What is making me sweat at this moment is - the shift from managing to creating. I notice a few key differences that make these new Entre courses in Entrepreneurship hot on my face. Bon appetite.
- I was a very successful manager of teams and processes . Now i have manage my own mojo.
2. I was a very competent decision maker and judge of options. Now i struggle to choose the chaos in my mind. Each decision seem to shift from great to grubby in an instant.
3. I was an expert orchestrator of groups. Now i talk myself to masturbation.
4. I was a charming presence on stage. Now its me and my mirror.
5. I was a smooth at schmoozing. Now i stare at my screen and scream.
6. I was a big spender with a fat cheque book. Now i bargain in the supermarket isle with the cashier.
7. I was a big title in the corner office. Now my couch doubles up as my bed.
So what is the big deal difference …
For me its the difference between Managing vs.Creating that seems to be my biggest brain shift on my journey of becoming my own brand.
I spend a lot of time being a creator of things. It could be a new article or a blog or a new website widget or a new accounting rule to learn regarding paying my taxes. Everything is an act of creativity.

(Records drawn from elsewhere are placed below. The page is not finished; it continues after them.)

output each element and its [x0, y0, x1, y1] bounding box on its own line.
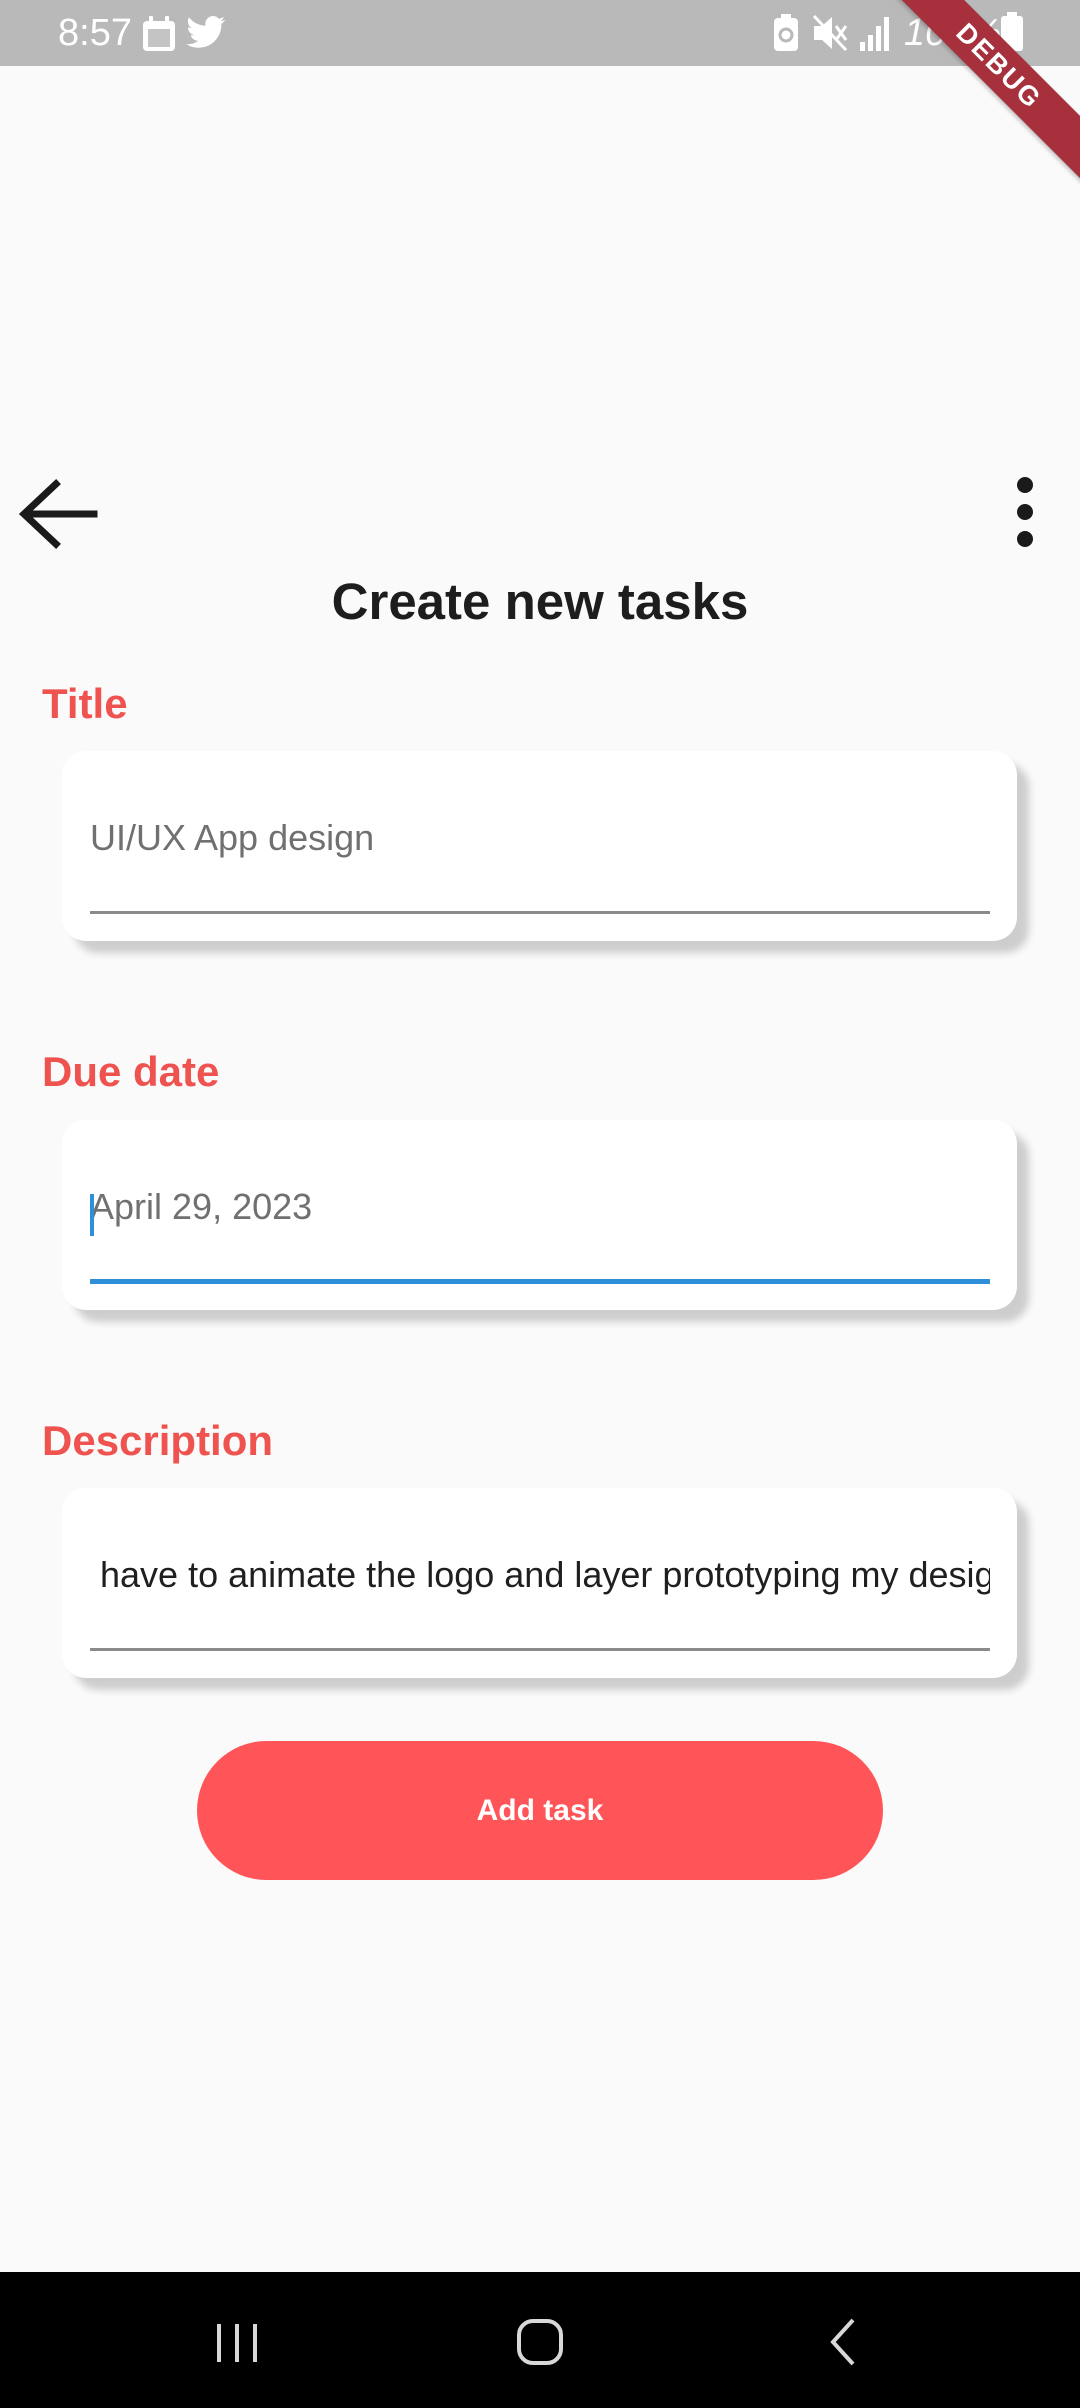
navigation-bar: [0, 2272, 1080, 2408]
arrow-back-icon: [18, 479, 98, 549]
battery-saver-icon: [773, 14, 799, 57]
text-cursor: [90, 1194, 94, 1236]
title-label: Title: [42, 680, 128, 727]
mute-icon: [812, 14, 848, 57]
description-input[interactable]: [100, 1542, 990, 1608]
more-options-button[interactable]: [1000, 470, 1050, 560]
due-date-field-card: [62, 1120, 1017, 1310]
home-icon: [517, 2319, 563, 2365]
description-underline: [90, 1648, 990, 1651]
home-button[interactable]: [500, 2302, 580, 2382]
twitter-icon: [186, 16, 226, 55]
back-nav-icon: [830, 2318, 855, 2366]
title-input[interactable]: [90, 805, 990, 871]
add-task-button[interactable]: Add task: [197, 1741, 883, 1880]
due-date-input[interactable]: [90, 1174, 990, 1240]
recent-apps-button[interactable]: [197, 2302, 277, 2382]
due-date-label: Due date: [42, 1048, 220, 1095]
description-field-card: [62, 1488, 1017, 1678]
screen: 8:57 DEBUG Create new tasks Title UI/UX …: [0, 0, 1080, 2408]
due-date-underline: [90, 1279, 990, 1284]
title-field-card: [62, 751, 1017, 941]
page-title: Create new tasks: [331, 573, 749, 630]
status-time: 8:57: [58, 12, 132, 54]
more-vert-icon: [1017, 477, 1033, 547]
recent-apps-icon: [217, 2324, 257, 2362]
title-underline: [90, 911, 990, 914]
calendar-icon: [142, 16, 176, 57]
back-nav-button[interactable]: [803, 2302, 883, 2382]
back-button[interactable]: [12, 470, 102, 560]
signal-icon: [858, 14, 892, 57]
description-label: Description: [42, 1417, 274, 1464]
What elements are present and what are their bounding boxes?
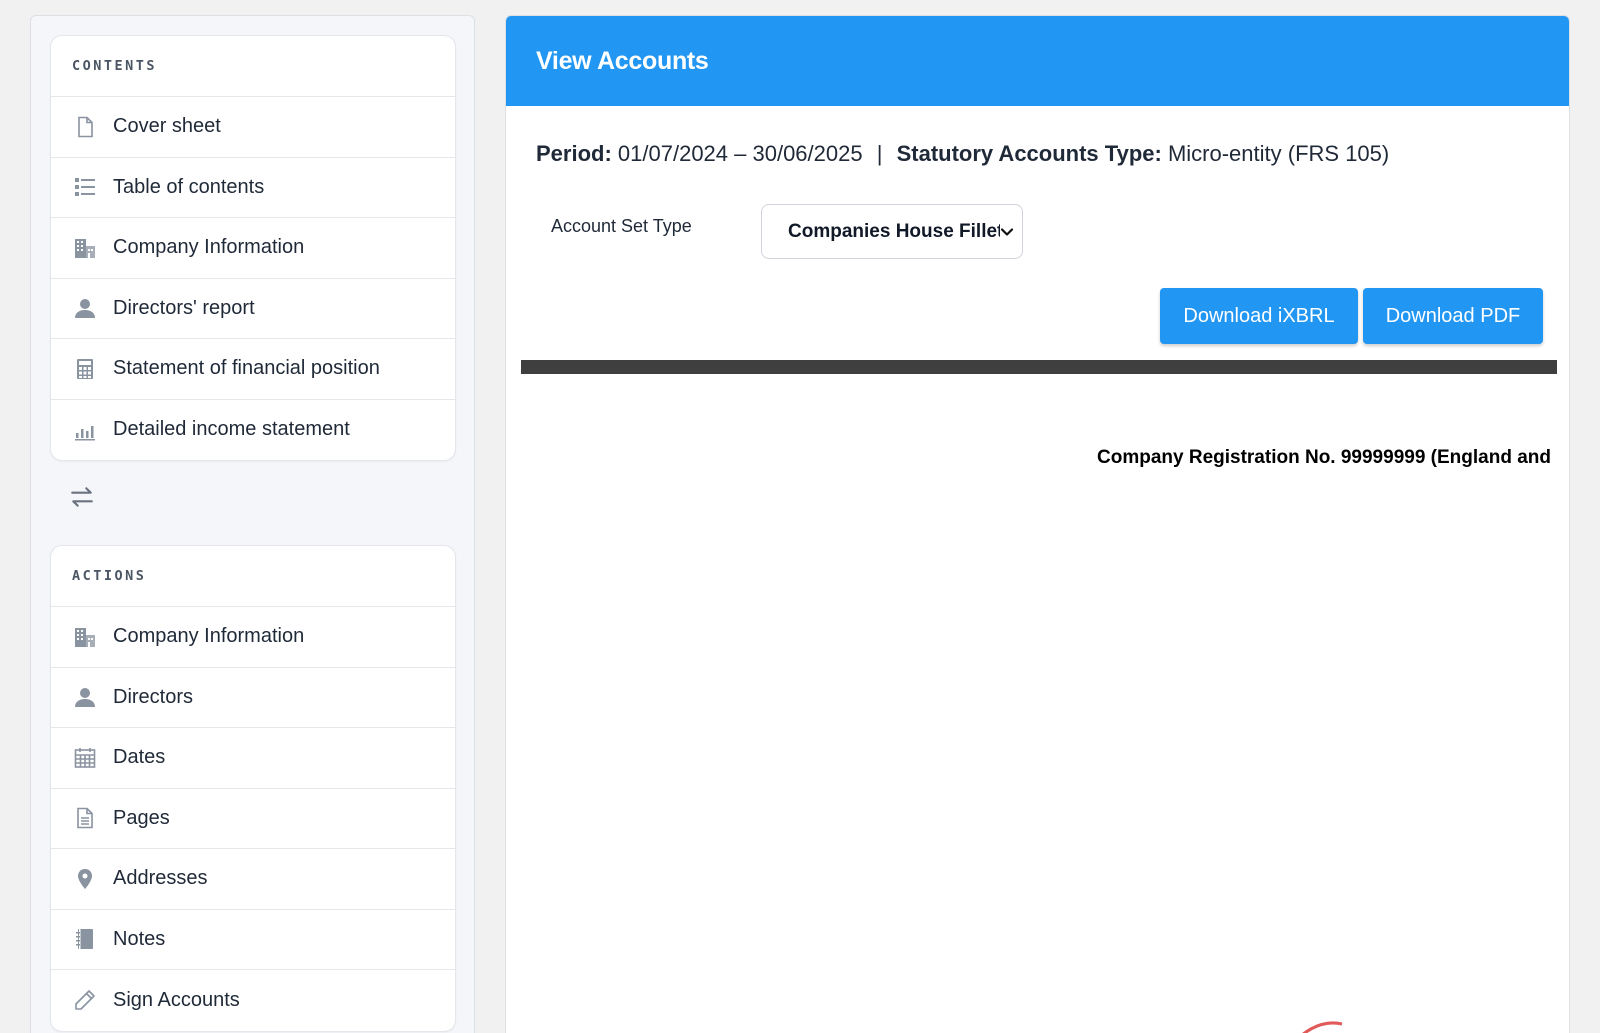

The highs come when the ideas flow and become real but its hell when i get stuck and feel the mountain of minutiae. I have no one to ask for help in the moment.
Its a lonely journey. Step by step. If you give up no one is there to keep you going. In my past life i could delegate/lower my standards/ignore and no one would stop my pay cheque.
But now its all down to how hard i slog and how much i create. The more and better, the higher the chance i will be heard, read, paid.
I used to pride myself for being a visionary leader of teams but being self driven is much harder.
Corporate life is like being in an army. The rules become the hand rails. The group self corrects and self orchestrates. You can kind of blend in and bleed out. But in the open entrepreneur ocean you are pretty much on your own clock and you set the rules.
I tell you guys its not sexy at all to be free from the 9/5. Yet i toil. I toil because when i am in the flow its heaven. I lose my sense of time, i forget to eat, shower. I write about my dreams at 4 am and scribble notes for my first podcast on my shower wall with my shampoo fingers.
Its a tragic love story right now. Me in love with my muse while she looks disappointedly from a distance.
But i have survived one more day even though my ego mind wants me to quit so bad.
I am constantly playing ping pong with quitting my entrepreneur hustle and applying for jobs and plodding on the mission of becoming a happy spiritual self employed millionaire.
The trick i am using right now to keep my mind motivated is that i have also polished my CV and i apply for 30 minutes every day to jobs in the middle of building my website and writing and podcasting. Its like the training wheels on a bike…eventually they come off. But for now they are my escape button out of this hot hellish title called `Founder’. I need to lighten up and shut up and keep digging. I know.
If you are in my shoes, show some love and share me some of what you are smoking in your wet trenches.